What did happen though was a very clear series of omens. First, my car was towed, then I got a flat, then I broke down on 695 and then a dead bird flew into my car window and landed directly in the place where she was previously sitting. Laugh if you will, but I believe in signs.
And thank God almighty I was listening. Not too long after the dead bird encounter, “the perfect match” revealed that her God did not approve of homosexuality but, “when God looks at us, all He sees is the blood-stained banner” therefore, she accepted being in an unnatural and sinful relationship.
I quickly exited stage right!
Could any love be better than hers? Well, Adele sang it best. “Nevermind, I’ll find someone like you” became my August anthem.
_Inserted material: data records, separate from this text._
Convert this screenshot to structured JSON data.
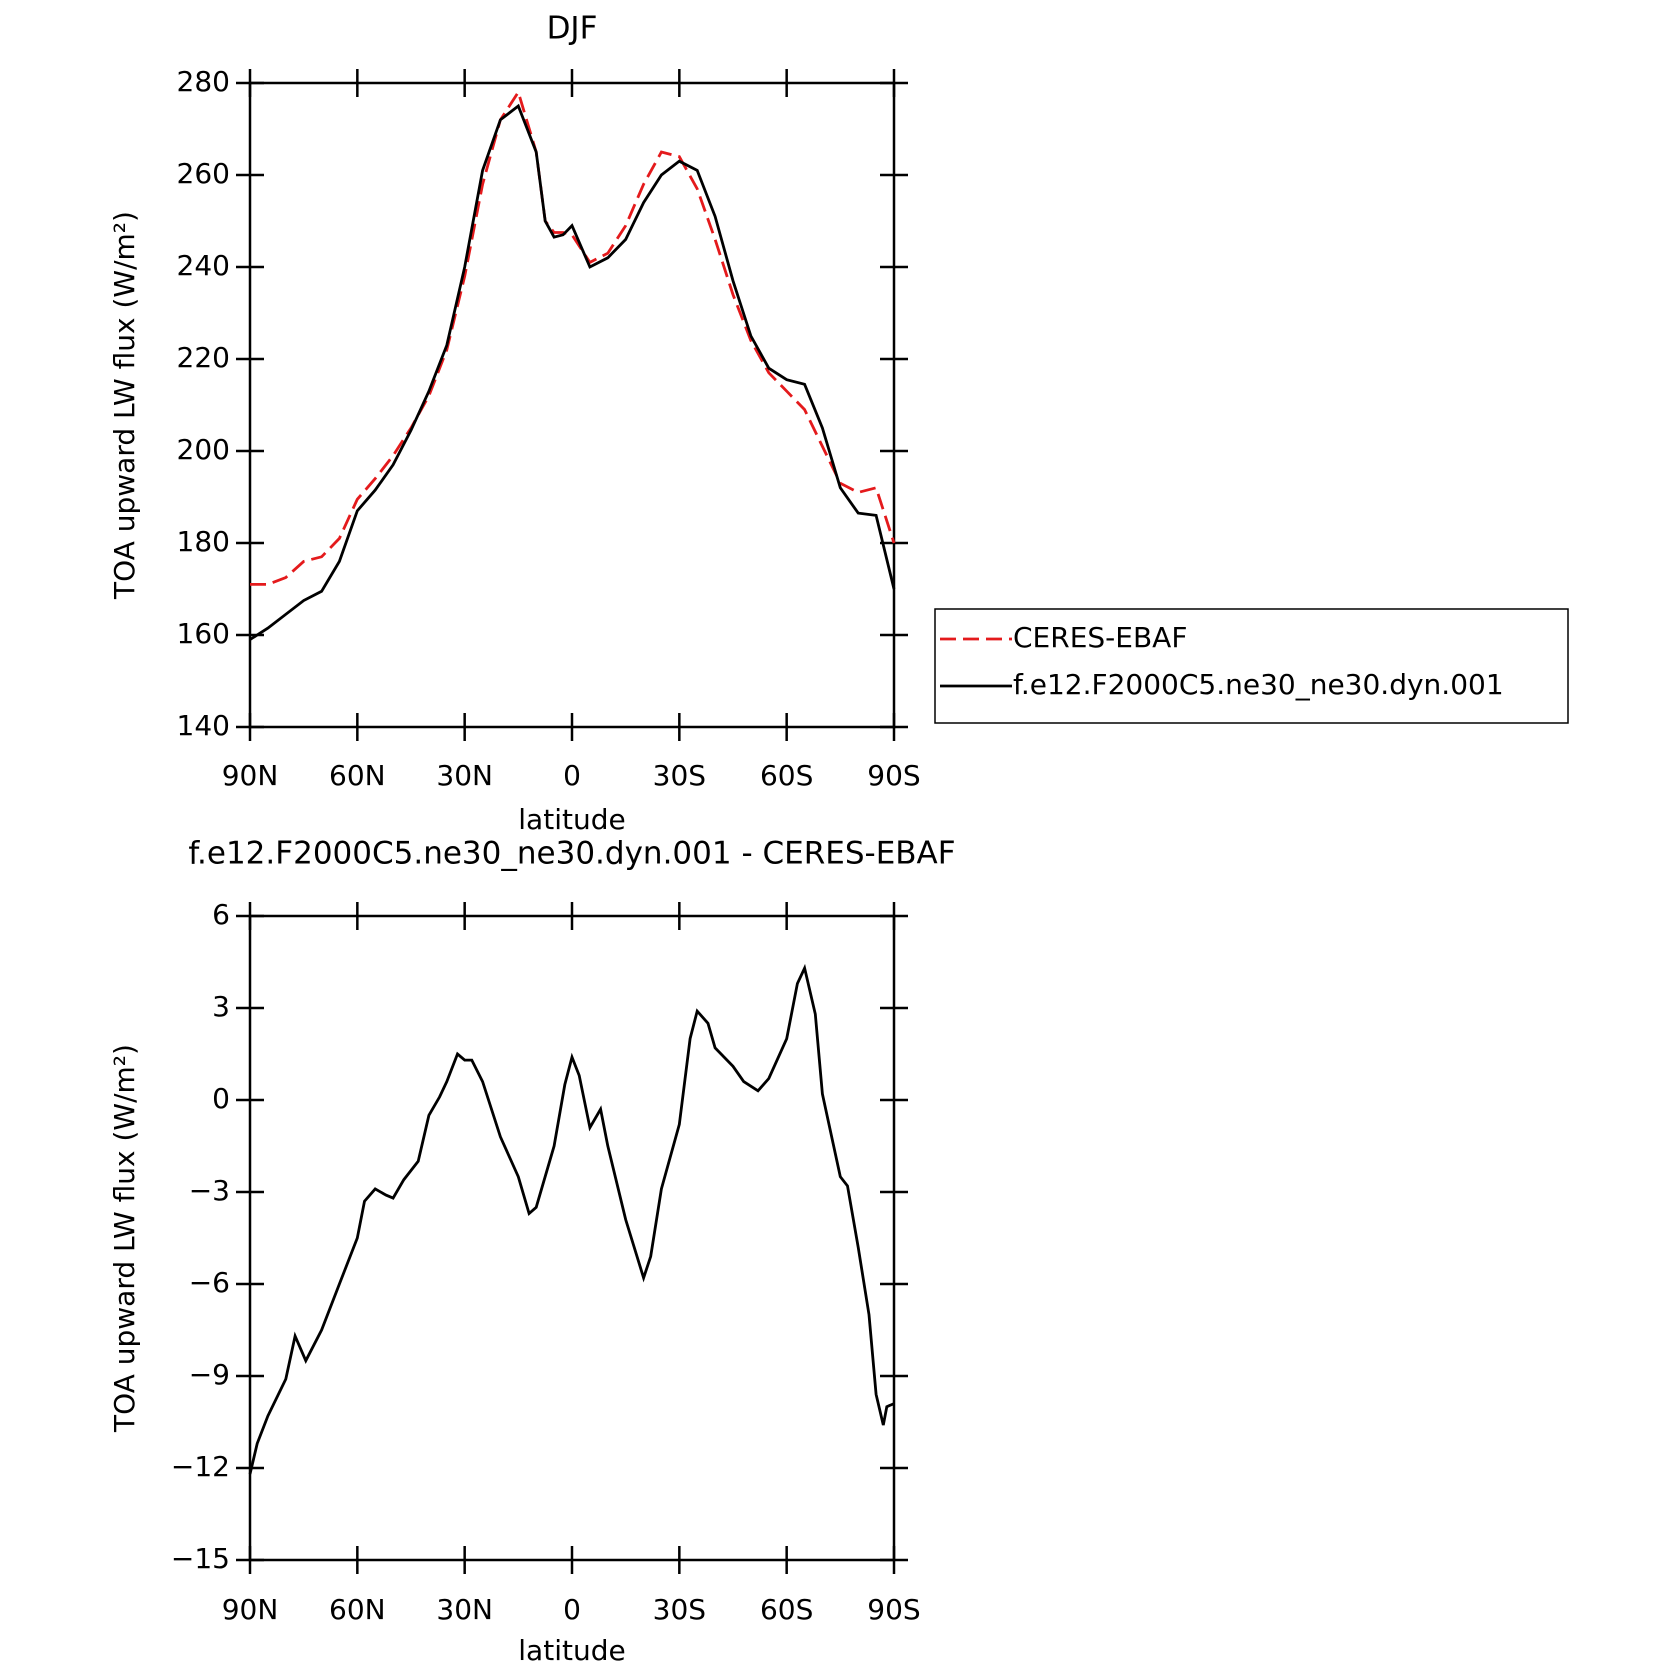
{
  "chart_data": [
    {
      "type": "line",
      "title": "DJF",
      "xlabel": "latitude",
      "ylabel": "TOA upward LW flux (W/m²)",
      "x": [
        90,
        85,
        80,
        75,
        70,
        65,
        60,
        55,
        50,
        45,
        40,
        35,
        30,
        25,
        20,
        15,
        10,
        7.5,
        5,
        2.5,
        0,
        -5,
        -10,
        -15,
        -20,
        -25,
        -30,
        -35,
        -40,
        -45,
        -50,
        -55,
        -60,
        -65,
        -70,
        -75,
        -80,
        -85,
        -90
      ],
      "xlim": [
        90,
        -90
      ],
      "xticks": [
        {
          "value": 90,
          "label": "90N"
        },
        {
          "value": 60,
          "label": "60N"
        },
        {
          "value": 30,
          "label": "30N"
        },
        0,
        {
          "value": -30,
          "label": "30S"
        },
        {
          "value": -60,
          "label": "60S"
        },
        {
          "value": -90,
          "label": "90S"
        }
      ],
      "ylim": [
        140,
        280
      ],
      "yticks": [
        140,
        160,
        180,
        200,
        220,
        240,
        260,
        280
      ],
      "legend": "right",
      "series": [
        {
          "name": "CERES-EBAF",
          "color": "#e41a1c",
          "dashed": true,
          "values": [
            171,
            171,
            172.5,
            176,
            177,
            181,
            189.5,
            194,
            199,
            205,
            212,
            222,
            238,
            258,
            272,
            278,
            265,
            250,
            247.5,
            247.5,
            247,
            241,
            243,
            249,
            258,
            265,
            264,
            257,
            246,
            234,
            224,
            217,
            213,
            209,
            201,
            193,
            191,
            192,
            180
          ]
        },
        {
          "name": "f.e12.F2000C5.ne30_ne30.dyn.001",
          "color": "#000000",
          "dashed": false,
          "values": [
            159,
            161.5,
            164.5,
            167.5,
            169.5,
            176,
            187,
            191.5,
            197,
            204.5,
            213,
            223,
            240,
            261,
            272,
            275,
            265,
            250,
            246.5,
            247,
            249,
            240,
            242,
            246,
            254,
            260,
            263,
            261,
            251,
            237,
            225,
            218,
            215.5,
            214.5,
            205,
            192,
            186.5,
            186,
            170
          ]
        }
      ]
    },
    {
      "type": "line",
      "title": "f.e12.F2000C5.ne30_ne30.dyn.001 - CERES-EBAF",
      "xlabel": "latitude",
      "ylabel": "TOA upward LW flux (W/m²)",
      "x": [
        90,
        88,
        85,
        80,
        77.4,
        74.4,
        70,
        65,
        60,
        58,
        55,
        52,
        50,
        47,
        43,
        40,
        37,
        35,
        32,
        30,
        28,
        25,
        20,
        15,
        12,
        10,
        5,
        2,
        0,
        -2,
        -5,
        -8,
        -10,
        -15,
        -20,
        -22,
        -25,
        -30,
        -33,
        -35,
        -38,
        -40,
        -45,
        -48,
        -52,
        -55,
        -60,
        -63,
        -65,
        -68,
        -70,
        -75,
        -77,
        -80,
        -83,
        -85,
        -87,
        -88,
        -90
      ],
      "xlim": [
        90,
        -90
      ],
      "xticks": [
        {
          "value": 90,
          "label": "90N"
        },
        {
          "value": 60,
          "label": "60N"
        },
        {
          "value": 30,
          "label": "30N"
        },
        0,
        {
          "value": -30,
          "label": "30S"
        },
        {
          "value": -60,
          "label": "60S"
        },
        {
          "value": -90,
          "label": "90S"
        }
      ],
      "ylim": [
        -15,
        6
      ],
      "yticks": [
        {
          "value": -15,
          "label": "−15"
        },
        {
          "value": -12,
          "label": "−12"
        },
        {
          "value": -9,
          "label": "−9"
        },
        {
          "value": -6,
          "label": "−6"
        },
        {
          "value": -3,
          "label": "−3"
        },
        0,
        3,
        6
      ],
      "series": [
        {
          "color": "#000000",
          "dashed": false,
          "values": [
            -12.2,
            -11.2,
            -10.3,
            -9.1,
            -7.7,
            -8.5,
            -7.5,
            -6.0,
            -4.5,
            -3.3,
            -2.9,
            -3.1,
            -3.2,
            -2.6,
            -2.0,
            -0.5,
            0.1,
            0.6,
            1.5,
            1.3,
            1.3,
            0.6,
            -1.2,
            -2.5,
            -3.7,
            -3.5,
            -1.5,
            0.5,
            1.4,
            0.8,
            -0.9,
            -0.3,
            -1.5,
            -3.9,
            -5.8,
            -5.1,
            -2.9,
            -0.8,
            2.0,
            2.9,
            2.5,
            1.7,
            1.1,
            0.6,
            0.3,
            0.7,
            2.0,
            3.8,
            4.3,
            2.8,
            0.2,
            -2.5,
            -2.8,
            -4.8,
            -7.0,
            -9.6,
            -10.6,
            -10.0,
            -9.9
          ]
        }
      ]
    }
  ]
}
I was at peace with things. Still not happy about being single, but clearly there was nothing I could do but patiently wait for divine intervention and work on myself so my future wife would meet the ideal version of me. OK, I did get weak and tried to compose an online dating profile but I couldn’t bring myself to do it. No, not because I judge online dating but because I’ve had some terrible, I mean awful experiences with scary people I’ve met there.
Now it’s winter and I’m in love. I’ve found her, my everything. Don’t worry, I’m not going to say that I’ve fallen madly in love with myself. I’m very happy for people who have. I think myself is wonderful but who’s even better is my DREAM self!
I know, it’s just as corny but I’m truly in a committed relationship with my goals and I’m happy about that, today.
Is this the curse of being thirty (something) and single? We attract relationships out of desperation and self-pity, then decide that we really don’t want to be in a relationship at all. And we do this year, after year, after year.
If you’ve read this far and haven’t noticed by now, I don’t have any answers for this perpetual dilemma. I’m just a single woman, taking it day by day. Today was a good day. Today, I renewed my commitment to fulfilling my dreams. Today, I played with my Godbaby, I got my hair done with Mel, we did a little shopping, I talked to some hommies and I wrote this amazing blog post.
Tonight, I won’t be lonely. I can’t wait to curl up with my warm blankets beside new my toasty heater. And tomorrow, I will still be single. That’s the one thing I know for sure.